Tuesday, January 19, 2010 - Two books at one time

Post date: Nov 20, 2009 2:51:52 PM

The Book Group's discussion of 'Eat, Pray, Love' was very enjoyable. For the most part, everyone enjoyed the story and we had a great dicussuion about why some people loved the book, and others hated it. Kim also advised us that there is a parody out there with a title that isn't suitable for this web site (the first two words in the title are 'Drink, Play. . .) , but may be worth it if you're looking for a good laugh.

For our next meeting, we are actually reading two books by the same author, Maile Meloy :

Liars and Saints

Set in California, Liars and Saints follows four generations of the Catholic Santerre family from World War II to the present. The secrets they keep from each other —out of jealousy and propriety and love—are compounded from generation to generation. When tragedy shatters their precarious domestic lives, it takes courage and compassion to bring them back together.

A Family Daughter

It's 1979, and seven-year-old Abby, the youngest member of the Santerre family, is trapped indoors with the chicken pox during a heat wave. The events set in motion that summer will span decades and continents, as the Santerres become entangled with an aging French playboy, a young eastern European prostitute, a spoiled heiress, and her ailing, jet-set mother.

Why are we reading two books for one meeting, well that's best answered by the author's explanation of how these two books fit together:

I wrote Liars and Saints first, with no thought of writing another novel about the Santerre family. I really thought I was finished with them. It wasn’t until after Liars and Saints came out that I started thinking about writing a book about someone who’s written a novel, and about the way people wonder what’s true in it. Then it seemed interesting to have one of the secret-keeping Santerres write one, so that A Family Daughter would seem to be the bigger, messier, less-streamlined source material that Liars and Saints came from.

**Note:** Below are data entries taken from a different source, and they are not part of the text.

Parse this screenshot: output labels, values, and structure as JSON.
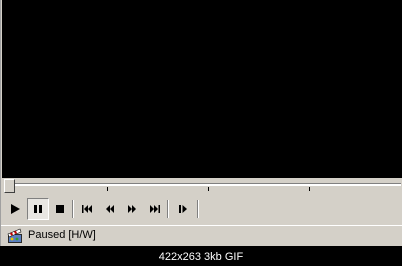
{
  "player": {
    "status_text": "Paused [H/W]",
    "state": "paused",
    "seek_position": 0.0
  },
  "toolbar": {
    "buttons": [
      {
        "name": "play",
        "icon": "play-icon"
      },
      {
        "name": "pause",
        "icon": "pause-icon",
        "pressed": true
      },
      {
        "name": "stop",
        "icon": "stop-icon"
      },
      {
        "name": "previous",
        "icon": "skip-back-icon"
      },
      {
        "name": "rewind",
        "icon": "rewind-icon"
      },
      {
        "name": "fast-forward",
        "icon": "fast-forward-icon"
      },
      {
        "name": "next",
        "icon": "skip-forward-icon"
      },
      {
        "name": "frame-step",
        "icon": "frame-step-icon"
      }
    ]
  },
  "caption": {
    "text": "422x263 3kb GIF"
  },
  "colors": {
    "background": "#000000",
    "chrome": "#d4d0c8",
    "text": "#000000",
    "caption_text": "#ffffff"
  }
}
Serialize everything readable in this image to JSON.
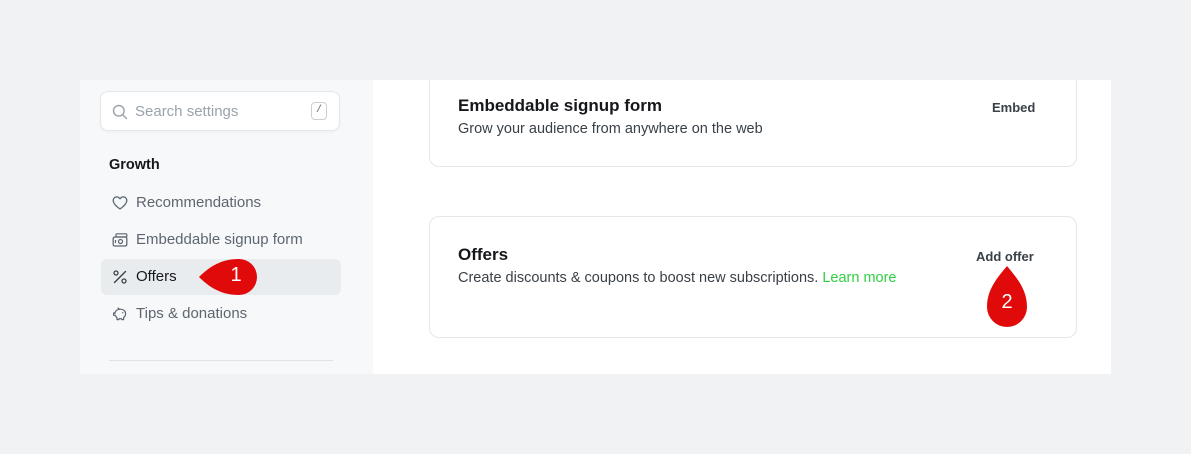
{
  "search": {
    "placeholder": "Search settings",
    "shortcut": "/"
  },
  "sidebar": {
    "group_title": "Growth",
    "items": [
      {
        "label": "Recommendations",
        "icon": "heart-icon"
      },
      {
        "label": "Embeddable signup form",
        "icon": "signup-form-icon"
      },
      {
        "label": "Offers",
        "icon": "percent-icon",
        "active": true
      },
      {
        "label": "Tips & donations",
        "icon": "piggy-bank-icon"
      }
    ]
  },
  "cards": {
    "signup": {
      "title": "Embeddable signup form",
      "description": "Grow your audience from anywhere on the web",
      "action": "Embed"
    },
    "offers": {
      "title": "Offers",
      "description": "Create discounts & coupons to boost new subscriptions.",
      "link": "Learn more",
      "action": "Add offer"
    }
  },
  "annotations": {
    "marker1": "1",
    "marker2": "2",
    "color": "#e00a0a"
  },
  "colors": {
    "accent_green": "#30cf43",
    "active_bg": "#e9ecef"
  }
}
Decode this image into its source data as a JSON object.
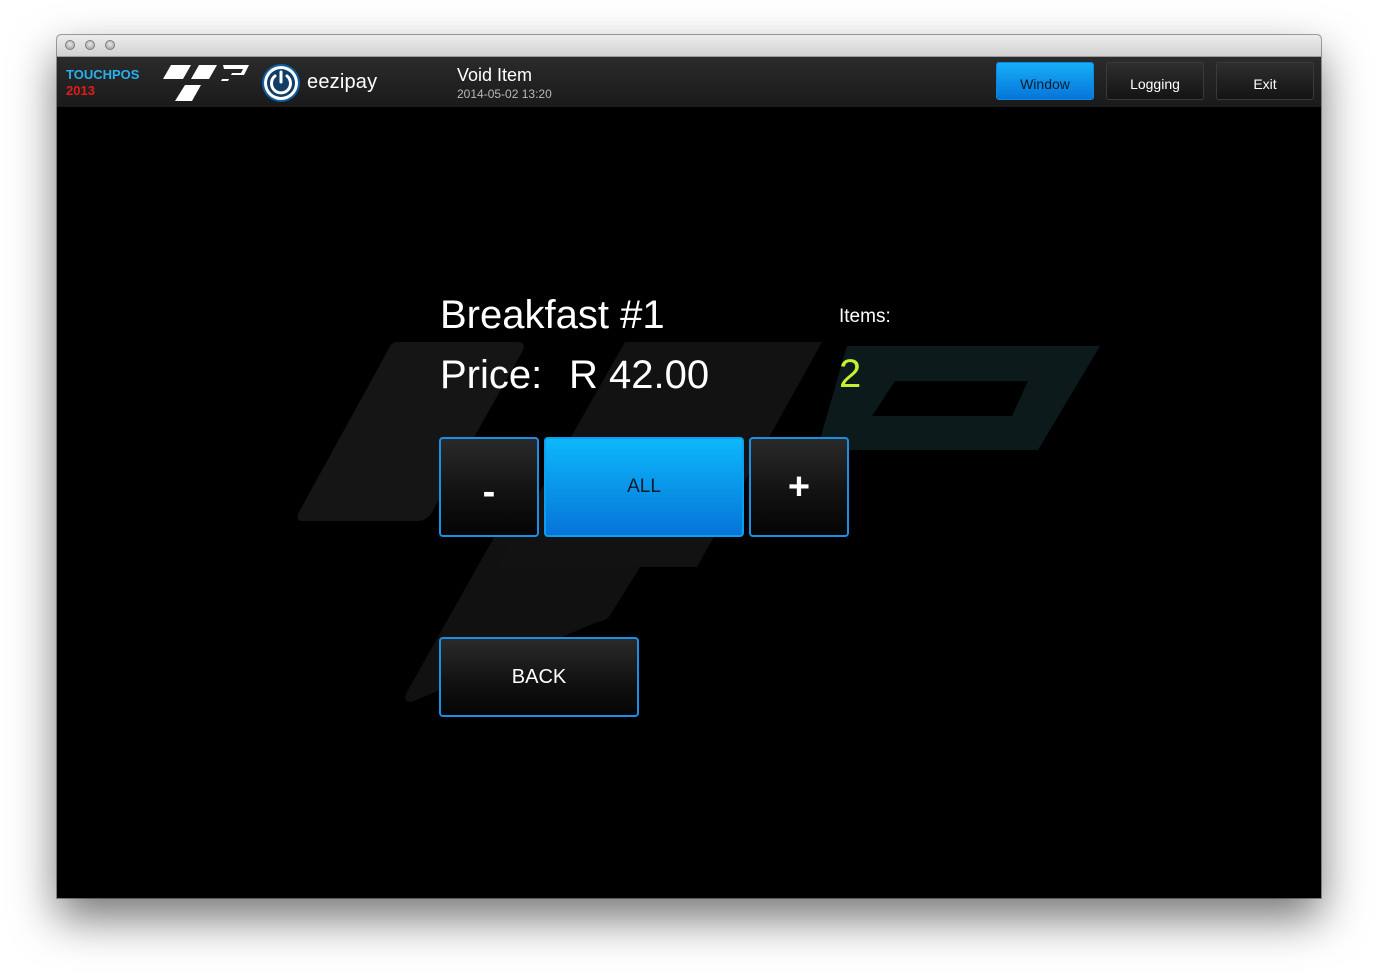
{
  "window": {
    "traffic_lights": [
      "close",
      "minimize",
      "zoom"
    ]
  },
  "header": {
    "brand_line1": "TOUCHPOS",
    "brand_line2": "2013",
    "brand_name": "eezipay",
    "screen_title": "Void Item",
    "screen_timestamp": "2014-05-02 13:20",
    "buttons": [
      {
        "label": "Window",
        "active": true
      },
      {
        "label": "Logging",
        "active": false
      },
      {
        "label": "Exit",
        "active": false
      }
    ]
  },
  "item": {
    "name": "Breakfast #1",
    "price_label": "Price:",
    "price_value": "R 42.00",
    "items_label": "Items:",
    "items_count": "2"
  },
  "controls": {
    "decrease_label": "-",
    "all_label": "ALL",
    "increase_label": "+",
    "back_label": "BACK"
  },
  "colors": {
    "accent": "#0a9ff0",
    "brand_blue": "#27b1ee",
    "brand_red": "#e01c1c",
    "count_green": "#c4f032"
  },
  "icons": {
    "logo": "tp-logo-icon",
    "power": "power-icon"
  }
}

Everything I’d written until then had been very straightforwardly realistic, and this new novel would have a meta-fictional aspect to it, but only in relation to the other book. A Family Daughteralso had to work on its own, if you hadn’t read Liars and Saints. The mental exercise of doing both things at once seemed interesting and entertaining to me (and you have to find things that are interesting and entertaining to you, if you’re going to plug away at a novel.)

The people who seem to have had the best experience of the two books are the ones who let a little time pass—enough time to read another book—in between.

Enjoy the holidays, read lots and hope to see you in January!